Let me be clear, there is no one person I am trying to defend here. I honestly don't care much to personally defend anyone who is being canceled by angry twitter-users who found something just bad enough to hold against them for eternity. I truly just find the idea of it annoying and ugly.

The idea that any person is a completely static, flat character is so inconceivable and unlikely that I truly have a hard time understanding why we cannot accept an apology from a matured person.

If we have no evidence that a person has made any recent damaging remarks, then how can we prove they haven't changed since they tweeted something wrong in 2013?

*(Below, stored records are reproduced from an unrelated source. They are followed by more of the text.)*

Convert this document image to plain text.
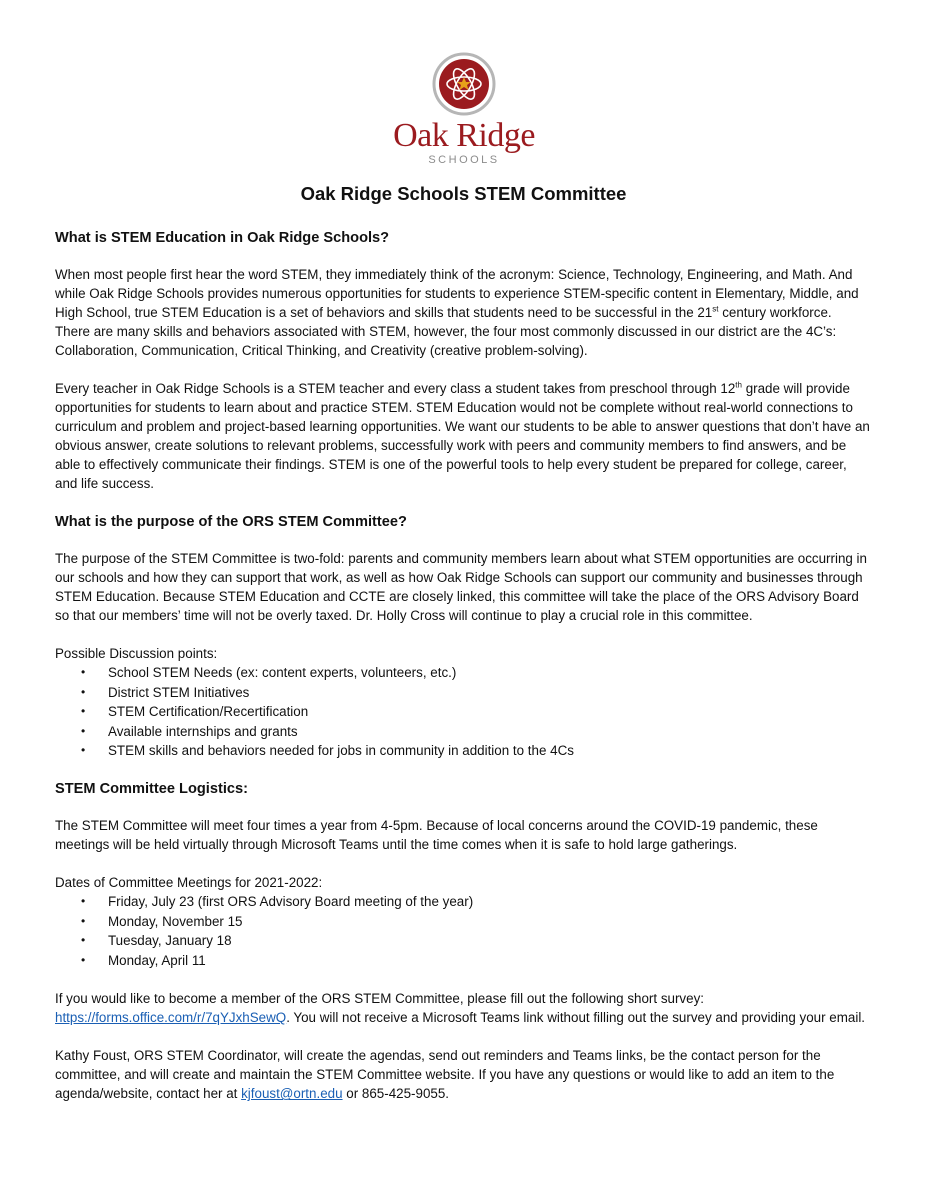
Oak Ridge
SCHOOLS
Oak Ridge Schools STEM Committee
What is STEM Education in Oak Ridge Schools?

When most people first hear the word STEM, they immediately think of the acronym: Science, Technology, Engineering, and Math. And while Oak Ridge Schools provides numerous opportunities for students to experience STEM-specific content in Elementary, Middle, and High School, true STEM Education is a set of behaviors and skills that students need to be successful in the 21st century workforce. There are many skills and behaviors associated with STEM, however, the four most commonly discussed in our district are the 4C’s: Collaboration, Communication, Critical Thinking, and Creativity (creative problem-solving).

Every teacher in Oak Ridge Schools is a STEM teacher and every class a student takes from preschool through 12th grade will provide opportunities for students to learn about and practice STEM. STEM Education would not be complete without real-world connections to curriculum and problem and project-based learning opportunities. We want our students to be able to answer questions that don’t have an obvious answer, create solutions to relevant problems, successfully work with peers and community members to find answers, and be able to effectively communicate their findings. STEM is one of the powerful tools to help every student be prepared for college, career, and life success.

What is the purpose of the ORS STEM Committee?

The purpose of the STEM Committee is two-fold: parents and community members learn about what STEM opportunities are occurring in our schools and how they can support that work, as well as how Oak Ridge Schools can support our community and businesses through STEM Education. Because STEM Education and CCTE are closely linked, this committee will take the place of the ORS Advisory Board so that our members’ time will not be overly taxed. Dr. Holly Cross will continue to play a crucial role in this committee.

Possible Discussion points:
• School STEM Needs (ex: content experts, volunteers, etc.)
• District STEM Initiatives
• STEM Certification/Recertification
• Available internships and grants
• STEM skills and behaviors needed for jobs in community in addition to the 4Cs
STEM Committee Logistics:

The STEM Committee will meet four times a year from 4-5pm. Because of local concerns around the COVID-19 pandemic, these meetings will be held virtually through Microsoft Teams until the time comes when it is safe to hold large gatherings.

Dates of Committee Meetings for 2021-2022:
• Friday, July 23 (first ORS Advisory Board meeting of the year)
• Monday, November 15
• Tuesday, January 18
• Monday, April 11

If you would like to become a member of the ORS STEM Committee, please fill out the following short survey: https://forms.office.com/r/7qYJxhSewQ. You will not receive a Microsoft Teams link without filling out the survey and providing your email.

Kathy Foust, ORS STEM Coordinator, will create the agendas, send out reminders and Teams links, be the contact person for the committee, and will create and maintain the STEM Committee website. If you have any questions or would like to add an item to the agenda/website, contact her at kjfoust@ortn.edu or 865-425-9055.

Of course, there are people who have recently or continuously proven they are indecent people who are not deserving of any sort of public exposure, but if they are truly so horrible, people will drop them without you having to tell them to do so. You don't have to condemn those who still remain loyal; they are probably not the kind of people you need to waste your time on anyway.

If the people canceling others were constantly watched like the people they have damned, I am absolutely sure there is something we could find from their past to cancel them as well.

Sometimes it is hard to remember that famous people are still human beings just like us. Anyone is prone to make mistakes, and those mistakes can absolutely be rectified over time.

Nowadays, people love jumping on the bandwagon of finding a new person to hate and don't even stop to think about the damage it could do to that person's life and reputation.

Give people a chance to prove that they are decent human beings before deciding whether "we" as a whole should love or hate them based on such a small amount of evidence.

I am not saying you have to love every celebrity. If you don't like what someone has said or done you absolutely do not have to give them your attention or devotion, but you should not tell me whether I can like them or not.

In 2019 we should put an end to canceled culture, and, instead, learn to take people at their word and accept their apologies for their past wrongdoings.